Domestic team information
- 1914–1932: Worcestershire
- 1919–1925: Warwickshire
- FC debut: 9 May 1914 Worcestershire v Derbyshire
- Last FC: 17 May 1932 Worcestershire v Essex

Career statistics
| Competition | First-class |
| Matches | 57 |
| Runs scored | 1,422 |
| Batting average | 16.53 |
| 100s/50s | 0/8 |
| Top score | 76 |
| Balls bowled | 3,433 |
| Wickets | 46 |
| Bowling average | 41.13 |
| 5 wickets in innings | 0 |
| 10 wickets in match | 0 |
| Best bowling | 4/56 |
| Catches/stumpings | 27/– |
- Source: CricketArchive, 15 September 2007

= Albert Lane (cricketer) =

English cricketer

Albert Frederick Lane (29 August 1885 – 29 January 1948), nicknamed Spinney, was an English amateur first-class cricketer who played more than 50 games for both Warwickshire and Worcestershire between 1914 and 1932, as well as having earlier appeared in the Minor Counties Championship for Staffordshire.
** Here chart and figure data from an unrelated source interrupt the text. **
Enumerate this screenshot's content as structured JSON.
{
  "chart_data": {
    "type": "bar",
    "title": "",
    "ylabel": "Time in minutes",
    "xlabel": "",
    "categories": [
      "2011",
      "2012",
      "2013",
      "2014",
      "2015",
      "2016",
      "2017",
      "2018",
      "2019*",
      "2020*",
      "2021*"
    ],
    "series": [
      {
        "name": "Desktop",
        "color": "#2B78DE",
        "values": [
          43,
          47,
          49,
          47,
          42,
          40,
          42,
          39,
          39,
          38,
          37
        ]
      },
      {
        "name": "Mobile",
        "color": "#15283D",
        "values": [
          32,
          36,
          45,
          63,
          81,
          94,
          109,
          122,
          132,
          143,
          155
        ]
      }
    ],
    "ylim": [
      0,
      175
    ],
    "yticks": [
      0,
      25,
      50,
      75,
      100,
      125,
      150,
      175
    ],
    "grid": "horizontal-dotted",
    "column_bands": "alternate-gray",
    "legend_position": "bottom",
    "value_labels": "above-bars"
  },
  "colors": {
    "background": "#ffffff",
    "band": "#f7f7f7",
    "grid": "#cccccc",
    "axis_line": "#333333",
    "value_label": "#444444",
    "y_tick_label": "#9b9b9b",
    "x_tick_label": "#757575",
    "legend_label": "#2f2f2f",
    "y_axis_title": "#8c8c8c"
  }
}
Lane made his first-class debut for Worcestershire at Derby in May 1914. It was a chastening experience: Derbyshire won by an innings and 158 runs, and Lane took no wickets and scored 3 and 0.
His next game the following month was little better: another heavy defeat, this time to Essex at Colchester, and 26 not out in the second innings could not make up for match figures of 22–1–94–0.
He finally took his maiden wicket at the third attempt, when he claimed the solitary scalp of Hampshire's Phil Mead at Dudley at the end of June.
He ended the season with just eight wickets at 55.50, though he did score two half-centuries.

The First World War then brought a halt to first-class cricket for five years. When Lane played again, in 1919, it was for Warwickshire. He played a number of times for them that season and ended with 19 wickets at 28.26 – his highest season's tally
— and in consecutive matches that June took 4–58 against Yorkshire and a career-best 4–56 versus Northamptonshire.
Although he was absent in 1920 he had a couple more games in 1921, then another gap before two more appearances four years later. That marked the end of his Warwickshire career.

In 1927 Lane returned to Worcestershire, for whom he played 34 times in three years; he acted as captain on three occasions in 1928 and 1929.
His new county were terribly weak at this time, finishing bottom of the County Championship in 1927 and 1928, and second-bottom in 1929.
Indeed, when Lane, batting at ten in each innings, scored 70 and 60* against Essex at Leyton in May 1929,
a performance that his Wisden obituarist considered his "most valuable performance in first-class cricket", it was the first victory that the county had managed in nearly two years.

After that season, Lane played no more regular first-class cricket, though he did make a final, one-off, appearance for Worcestershire three years later versus Essex at Leyton. This was the scene of his heroics in 1929, but a repeat was not to be: Lane had a quiet match, scoring 3 and 18 and not bowling in a drawn game.
He was killed in a road accident in 1948, when his car crashed into a hedge.